Impeaching the US President: How does it work?

World Today

House Speaker Nancy Pelosi (D-CA) walks through a House corridor ahead of an impeachment proceeding announcement, at the U.S. Capitol in Washington, U.S., September 24, 2019. (REUTERS/Tom Brenner)

Historic and dramatic-the impeachment inquiry pits Democrats in the U.S. House of Representatives against the U.S. President. But what will it ultimately achieve?

CGTN’s Gerald Tan goes through the process.

The first thing that must be made clear is that impeachment does not mean the removal from office.
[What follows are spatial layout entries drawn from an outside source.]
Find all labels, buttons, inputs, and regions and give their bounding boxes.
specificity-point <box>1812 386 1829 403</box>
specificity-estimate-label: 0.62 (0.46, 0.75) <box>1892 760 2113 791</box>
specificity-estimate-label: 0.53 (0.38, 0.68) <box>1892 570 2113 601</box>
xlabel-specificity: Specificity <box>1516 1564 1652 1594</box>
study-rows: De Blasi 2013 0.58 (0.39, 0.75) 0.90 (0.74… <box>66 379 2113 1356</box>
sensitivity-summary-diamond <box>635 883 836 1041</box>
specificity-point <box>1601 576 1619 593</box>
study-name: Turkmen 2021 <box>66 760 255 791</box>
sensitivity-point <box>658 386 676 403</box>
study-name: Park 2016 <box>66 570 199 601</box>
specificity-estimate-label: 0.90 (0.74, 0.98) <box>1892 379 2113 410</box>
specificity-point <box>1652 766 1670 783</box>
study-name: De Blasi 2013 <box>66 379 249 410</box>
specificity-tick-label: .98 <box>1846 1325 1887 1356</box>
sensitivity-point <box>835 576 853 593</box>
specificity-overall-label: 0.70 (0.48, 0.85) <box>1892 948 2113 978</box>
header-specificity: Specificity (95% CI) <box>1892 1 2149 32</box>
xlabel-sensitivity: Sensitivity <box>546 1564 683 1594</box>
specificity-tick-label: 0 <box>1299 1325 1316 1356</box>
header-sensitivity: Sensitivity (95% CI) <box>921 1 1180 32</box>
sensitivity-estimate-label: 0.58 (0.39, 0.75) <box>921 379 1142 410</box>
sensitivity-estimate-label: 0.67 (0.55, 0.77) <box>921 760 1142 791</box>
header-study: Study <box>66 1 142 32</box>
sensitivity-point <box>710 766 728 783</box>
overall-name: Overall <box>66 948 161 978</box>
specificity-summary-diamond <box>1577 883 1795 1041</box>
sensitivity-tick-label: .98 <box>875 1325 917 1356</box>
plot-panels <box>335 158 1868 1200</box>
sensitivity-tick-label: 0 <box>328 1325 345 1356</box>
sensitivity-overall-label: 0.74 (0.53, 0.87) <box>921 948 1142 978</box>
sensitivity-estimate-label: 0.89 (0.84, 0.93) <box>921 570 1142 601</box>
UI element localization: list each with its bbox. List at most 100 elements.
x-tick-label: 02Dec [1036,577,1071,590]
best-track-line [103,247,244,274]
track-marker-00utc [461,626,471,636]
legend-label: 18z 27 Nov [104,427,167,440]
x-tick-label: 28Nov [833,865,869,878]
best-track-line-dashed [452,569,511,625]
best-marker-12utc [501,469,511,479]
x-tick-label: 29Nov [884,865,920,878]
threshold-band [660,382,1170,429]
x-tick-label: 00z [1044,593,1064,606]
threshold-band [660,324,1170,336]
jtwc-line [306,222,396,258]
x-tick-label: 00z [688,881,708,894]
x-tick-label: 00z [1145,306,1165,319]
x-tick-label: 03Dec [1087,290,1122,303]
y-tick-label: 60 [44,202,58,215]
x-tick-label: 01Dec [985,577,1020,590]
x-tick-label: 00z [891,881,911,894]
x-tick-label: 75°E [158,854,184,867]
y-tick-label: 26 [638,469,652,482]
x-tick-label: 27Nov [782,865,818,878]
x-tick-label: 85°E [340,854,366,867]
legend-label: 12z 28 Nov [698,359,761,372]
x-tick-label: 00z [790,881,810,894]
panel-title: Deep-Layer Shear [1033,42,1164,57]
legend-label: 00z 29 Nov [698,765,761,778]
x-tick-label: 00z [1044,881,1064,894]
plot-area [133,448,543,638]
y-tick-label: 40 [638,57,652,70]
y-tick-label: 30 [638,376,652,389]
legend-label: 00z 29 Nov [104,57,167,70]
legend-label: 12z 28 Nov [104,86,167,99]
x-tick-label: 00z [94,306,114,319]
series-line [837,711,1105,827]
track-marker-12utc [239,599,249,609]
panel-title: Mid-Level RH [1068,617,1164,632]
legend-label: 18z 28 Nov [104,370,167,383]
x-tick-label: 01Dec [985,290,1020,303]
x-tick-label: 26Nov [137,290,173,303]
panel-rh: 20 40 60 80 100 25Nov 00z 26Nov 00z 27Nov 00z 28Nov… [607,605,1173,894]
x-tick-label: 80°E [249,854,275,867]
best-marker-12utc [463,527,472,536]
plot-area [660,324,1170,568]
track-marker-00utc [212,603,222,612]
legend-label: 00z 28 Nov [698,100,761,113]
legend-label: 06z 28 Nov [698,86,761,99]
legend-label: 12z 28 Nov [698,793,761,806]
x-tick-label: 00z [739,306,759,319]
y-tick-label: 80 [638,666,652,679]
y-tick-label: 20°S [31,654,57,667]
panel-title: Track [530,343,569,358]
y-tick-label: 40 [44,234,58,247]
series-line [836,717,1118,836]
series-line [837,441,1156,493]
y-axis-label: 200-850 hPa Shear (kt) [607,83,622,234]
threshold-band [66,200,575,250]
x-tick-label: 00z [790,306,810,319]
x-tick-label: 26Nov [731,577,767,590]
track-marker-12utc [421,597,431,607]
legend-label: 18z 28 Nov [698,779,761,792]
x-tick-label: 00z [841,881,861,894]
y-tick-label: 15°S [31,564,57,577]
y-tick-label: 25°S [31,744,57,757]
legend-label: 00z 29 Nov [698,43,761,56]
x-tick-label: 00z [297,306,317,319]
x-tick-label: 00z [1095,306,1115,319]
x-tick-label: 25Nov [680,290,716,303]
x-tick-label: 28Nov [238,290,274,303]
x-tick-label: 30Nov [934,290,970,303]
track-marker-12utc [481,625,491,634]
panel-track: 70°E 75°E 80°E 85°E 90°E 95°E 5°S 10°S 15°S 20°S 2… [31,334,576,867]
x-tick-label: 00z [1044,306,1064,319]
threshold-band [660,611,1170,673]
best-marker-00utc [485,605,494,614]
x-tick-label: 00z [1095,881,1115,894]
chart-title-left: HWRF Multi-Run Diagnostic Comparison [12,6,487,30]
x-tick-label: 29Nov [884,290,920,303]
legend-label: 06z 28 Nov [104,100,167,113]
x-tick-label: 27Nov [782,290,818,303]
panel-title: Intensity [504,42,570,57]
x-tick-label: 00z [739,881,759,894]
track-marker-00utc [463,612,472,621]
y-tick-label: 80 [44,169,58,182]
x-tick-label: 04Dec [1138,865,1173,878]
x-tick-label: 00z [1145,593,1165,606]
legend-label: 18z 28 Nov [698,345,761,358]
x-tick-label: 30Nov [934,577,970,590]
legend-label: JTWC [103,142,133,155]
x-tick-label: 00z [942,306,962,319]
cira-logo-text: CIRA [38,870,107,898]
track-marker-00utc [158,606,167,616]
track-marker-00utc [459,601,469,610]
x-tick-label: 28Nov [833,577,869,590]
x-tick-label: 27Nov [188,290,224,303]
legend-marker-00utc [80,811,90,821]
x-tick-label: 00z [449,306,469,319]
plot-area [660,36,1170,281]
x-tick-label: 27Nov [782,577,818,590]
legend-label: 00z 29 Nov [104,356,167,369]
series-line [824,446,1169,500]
There’s actually a long process from when a U.S. president is impeached before he’s possibly forced from office. And, so far, Congress has never successfully removed a sitting president.

The term impeachment refers to the filing of charges.

To do that, the House of Representatives first begins an impeachment inquiry. House Speaker Nancy Pelosi launched this process Tuesday.

Already, six committees are investigating misconduct by U.S. President Donald Trump. If they find enough evidence, they will then put forth what are called “Articles of Impeachment.”

The House of Representatives then votes on these articles; all that’s needed is a simple majority. And in a Democrat-controlled House, an impeachment seems possible.

Next, it’s up to the Senate to hold a trial on whether to remove the President. But this vote requires two-thirds of the Senate, a tall order because Republicans are in control. It would take what many analysts consider a “bipartisan miracle” to vote Trump out of office.

Some history: only two U.S. presidents have ever been impeached: Andrew Johnson in 1868, and Bill Clinton in 1998. But both were acquitted and completed their terms. Richard Nixon resigned in 1974 to avoid the prospect of impeachment.

Of course, there are other issues at play. The Constitution allows for Congress to remove presidents if it’s deemed they committed “treason, bribery, or other high crimes and misdemeanors.” Essentially, it boils down to an abuse of power.

But because there are no precise standards for what constitutes as a high crime or misdemeanor, it opens the door to a lengthy, laborious process.